В комнату им принесли чай и конфеты…

Но Махтумкули был дома. Просто он не спешил показаться гостям. Вчера, когда слуги англичанина приехали к нему с просьбой, чтобы он принял полковника, хан вообще хотел отказать в приеме. Только благодаря настоятельной просьбе ишана согласился. И теперь, выказывая пренебрежение, не спешил с приемом.

Махтумкули лежал в своей комнате, подложив под локоть атласную подушку, и перелистывал Коран. Омар стоял у двери и раздраженно спрашивал:

— Зачем же вы вчера дали согласие, если сегодня они вам неугодны? Мир велик, а судьба человеческая коварна.
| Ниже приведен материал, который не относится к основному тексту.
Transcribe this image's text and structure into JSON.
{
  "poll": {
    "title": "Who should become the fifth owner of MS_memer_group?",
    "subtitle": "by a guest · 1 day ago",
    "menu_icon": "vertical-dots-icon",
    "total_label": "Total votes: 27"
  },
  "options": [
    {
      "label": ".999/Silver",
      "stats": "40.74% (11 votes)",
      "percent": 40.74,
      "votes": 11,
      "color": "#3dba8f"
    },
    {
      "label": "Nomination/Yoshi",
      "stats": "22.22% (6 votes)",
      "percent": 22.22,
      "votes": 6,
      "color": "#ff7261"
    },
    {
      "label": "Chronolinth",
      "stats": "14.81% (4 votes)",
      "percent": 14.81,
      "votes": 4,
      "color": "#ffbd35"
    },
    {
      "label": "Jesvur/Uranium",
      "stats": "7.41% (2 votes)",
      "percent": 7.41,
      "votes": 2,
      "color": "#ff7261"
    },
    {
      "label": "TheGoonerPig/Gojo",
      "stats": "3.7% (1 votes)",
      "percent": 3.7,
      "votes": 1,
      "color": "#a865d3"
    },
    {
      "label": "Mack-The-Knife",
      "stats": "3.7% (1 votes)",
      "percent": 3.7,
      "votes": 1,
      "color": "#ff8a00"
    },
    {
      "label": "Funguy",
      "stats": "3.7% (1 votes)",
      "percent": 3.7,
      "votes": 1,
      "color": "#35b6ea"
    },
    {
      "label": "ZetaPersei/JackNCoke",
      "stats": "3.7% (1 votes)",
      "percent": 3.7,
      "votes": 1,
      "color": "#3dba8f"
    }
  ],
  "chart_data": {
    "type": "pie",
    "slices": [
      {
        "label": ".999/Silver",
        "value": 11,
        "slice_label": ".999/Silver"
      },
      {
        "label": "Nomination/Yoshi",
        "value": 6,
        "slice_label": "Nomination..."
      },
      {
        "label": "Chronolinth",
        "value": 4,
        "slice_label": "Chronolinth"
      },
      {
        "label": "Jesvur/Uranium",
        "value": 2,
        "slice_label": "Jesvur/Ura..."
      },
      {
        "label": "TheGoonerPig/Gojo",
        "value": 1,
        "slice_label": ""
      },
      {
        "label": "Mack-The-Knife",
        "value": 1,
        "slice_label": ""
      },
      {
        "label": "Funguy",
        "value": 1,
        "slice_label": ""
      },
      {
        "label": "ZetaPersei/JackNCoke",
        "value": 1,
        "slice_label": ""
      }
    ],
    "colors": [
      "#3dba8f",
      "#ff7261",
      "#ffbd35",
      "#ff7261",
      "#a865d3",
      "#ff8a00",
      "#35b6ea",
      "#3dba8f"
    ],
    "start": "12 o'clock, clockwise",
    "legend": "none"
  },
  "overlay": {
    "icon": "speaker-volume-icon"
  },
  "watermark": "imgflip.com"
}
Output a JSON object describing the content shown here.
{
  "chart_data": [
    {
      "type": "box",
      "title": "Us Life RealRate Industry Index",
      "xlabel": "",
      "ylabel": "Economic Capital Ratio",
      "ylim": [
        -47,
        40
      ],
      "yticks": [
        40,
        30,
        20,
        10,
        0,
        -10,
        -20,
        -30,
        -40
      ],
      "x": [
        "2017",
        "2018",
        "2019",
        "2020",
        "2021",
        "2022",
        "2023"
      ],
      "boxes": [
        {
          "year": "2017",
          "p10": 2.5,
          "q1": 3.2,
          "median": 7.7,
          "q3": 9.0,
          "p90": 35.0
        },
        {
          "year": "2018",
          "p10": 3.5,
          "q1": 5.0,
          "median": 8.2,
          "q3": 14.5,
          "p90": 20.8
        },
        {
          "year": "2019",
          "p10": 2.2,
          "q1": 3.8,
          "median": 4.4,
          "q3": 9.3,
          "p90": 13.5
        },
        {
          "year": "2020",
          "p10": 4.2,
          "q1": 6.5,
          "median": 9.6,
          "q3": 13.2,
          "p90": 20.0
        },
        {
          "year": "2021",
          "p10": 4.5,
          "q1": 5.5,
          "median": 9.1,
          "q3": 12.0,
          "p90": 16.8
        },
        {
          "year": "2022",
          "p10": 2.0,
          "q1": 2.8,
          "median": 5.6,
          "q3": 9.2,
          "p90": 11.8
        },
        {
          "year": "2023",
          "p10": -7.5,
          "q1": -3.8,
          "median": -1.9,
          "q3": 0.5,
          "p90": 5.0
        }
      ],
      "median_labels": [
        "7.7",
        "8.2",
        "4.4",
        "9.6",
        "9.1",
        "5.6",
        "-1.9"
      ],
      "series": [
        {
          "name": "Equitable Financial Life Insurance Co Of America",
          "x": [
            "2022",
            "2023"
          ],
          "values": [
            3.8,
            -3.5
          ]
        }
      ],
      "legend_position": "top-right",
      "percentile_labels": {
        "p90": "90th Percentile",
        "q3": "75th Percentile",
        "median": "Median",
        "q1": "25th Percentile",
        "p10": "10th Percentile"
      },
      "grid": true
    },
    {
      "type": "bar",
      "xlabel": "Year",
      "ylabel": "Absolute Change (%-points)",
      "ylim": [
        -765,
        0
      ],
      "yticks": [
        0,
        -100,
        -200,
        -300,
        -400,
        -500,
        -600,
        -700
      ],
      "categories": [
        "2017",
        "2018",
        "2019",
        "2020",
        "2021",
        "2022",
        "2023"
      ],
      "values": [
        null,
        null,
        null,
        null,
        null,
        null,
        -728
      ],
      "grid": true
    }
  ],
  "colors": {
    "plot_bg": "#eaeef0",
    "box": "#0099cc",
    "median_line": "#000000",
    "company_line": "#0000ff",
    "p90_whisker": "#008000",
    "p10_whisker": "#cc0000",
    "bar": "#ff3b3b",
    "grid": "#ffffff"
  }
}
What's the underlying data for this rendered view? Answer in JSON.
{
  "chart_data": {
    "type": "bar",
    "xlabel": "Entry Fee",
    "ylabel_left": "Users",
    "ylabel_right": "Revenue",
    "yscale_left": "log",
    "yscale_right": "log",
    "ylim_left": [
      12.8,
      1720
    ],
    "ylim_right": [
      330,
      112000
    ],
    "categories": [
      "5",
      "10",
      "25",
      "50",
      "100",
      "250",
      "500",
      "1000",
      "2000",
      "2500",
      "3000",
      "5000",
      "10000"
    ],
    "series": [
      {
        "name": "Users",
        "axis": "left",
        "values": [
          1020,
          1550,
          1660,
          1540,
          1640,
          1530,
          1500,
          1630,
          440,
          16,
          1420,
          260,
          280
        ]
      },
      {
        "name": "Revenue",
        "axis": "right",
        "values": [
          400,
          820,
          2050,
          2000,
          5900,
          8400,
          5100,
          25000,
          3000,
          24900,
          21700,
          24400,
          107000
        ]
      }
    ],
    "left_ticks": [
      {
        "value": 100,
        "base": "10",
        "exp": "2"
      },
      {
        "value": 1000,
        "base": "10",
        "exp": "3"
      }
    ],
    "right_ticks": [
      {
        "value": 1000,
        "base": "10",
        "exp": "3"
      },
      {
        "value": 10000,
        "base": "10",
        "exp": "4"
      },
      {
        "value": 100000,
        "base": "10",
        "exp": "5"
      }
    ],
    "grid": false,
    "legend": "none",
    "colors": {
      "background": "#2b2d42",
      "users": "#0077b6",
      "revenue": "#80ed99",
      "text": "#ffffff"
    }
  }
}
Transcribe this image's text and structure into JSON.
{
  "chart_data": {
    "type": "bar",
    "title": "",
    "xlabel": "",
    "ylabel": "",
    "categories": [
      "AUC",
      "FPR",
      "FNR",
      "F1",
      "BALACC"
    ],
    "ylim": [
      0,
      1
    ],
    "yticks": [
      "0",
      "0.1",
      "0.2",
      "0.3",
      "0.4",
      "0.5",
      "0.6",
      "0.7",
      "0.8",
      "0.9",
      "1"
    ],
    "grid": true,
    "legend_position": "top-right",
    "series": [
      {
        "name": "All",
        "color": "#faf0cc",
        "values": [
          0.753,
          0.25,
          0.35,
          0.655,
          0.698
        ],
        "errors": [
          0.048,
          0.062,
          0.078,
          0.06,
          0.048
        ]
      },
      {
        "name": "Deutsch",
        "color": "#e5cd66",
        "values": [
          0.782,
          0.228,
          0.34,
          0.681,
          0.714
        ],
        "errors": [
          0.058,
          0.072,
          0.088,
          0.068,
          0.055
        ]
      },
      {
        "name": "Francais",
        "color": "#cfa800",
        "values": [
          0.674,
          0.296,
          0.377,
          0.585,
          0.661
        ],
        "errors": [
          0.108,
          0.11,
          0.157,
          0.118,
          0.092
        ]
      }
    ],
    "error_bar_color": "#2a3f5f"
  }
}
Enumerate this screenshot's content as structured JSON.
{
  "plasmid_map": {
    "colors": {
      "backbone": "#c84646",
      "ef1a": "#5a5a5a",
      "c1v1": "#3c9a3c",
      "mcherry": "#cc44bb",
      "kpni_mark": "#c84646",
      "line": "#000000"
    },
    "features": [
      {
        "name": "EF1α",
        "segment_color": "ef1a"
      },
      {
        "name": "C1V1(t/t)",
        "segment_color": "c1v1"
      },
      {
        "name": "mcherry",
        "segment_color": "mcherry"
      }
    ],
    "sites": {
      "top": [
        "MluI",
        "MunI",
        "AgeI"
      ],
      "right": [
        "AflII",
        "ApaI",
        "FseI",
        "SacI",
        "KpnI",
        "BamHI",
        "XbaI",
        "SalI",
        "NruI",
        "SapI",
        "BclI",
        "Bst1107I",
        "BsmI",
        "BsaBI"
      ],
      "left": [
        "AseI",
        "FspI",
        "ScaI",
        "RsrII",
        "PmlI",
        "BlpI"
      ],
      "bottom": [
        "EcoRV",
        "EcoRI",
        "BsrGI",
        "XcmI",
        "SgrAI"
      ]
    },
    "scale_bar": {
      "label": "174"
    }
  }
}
Англичане хоть и не тверды на слово, но и они могут пригодиться в тяжелый час.

— Омар, вы опять меня начинаете пугать, — с обидой отозвался Махтумкули. — Как только я начинаю думать о возвращении в Ахал, вы меня начинаете запугивать расстрелами и казнями.

— Нет тебе возвращения к гяурам, сынок, о чем ты говоришь?! — возмутился еще больше ишан.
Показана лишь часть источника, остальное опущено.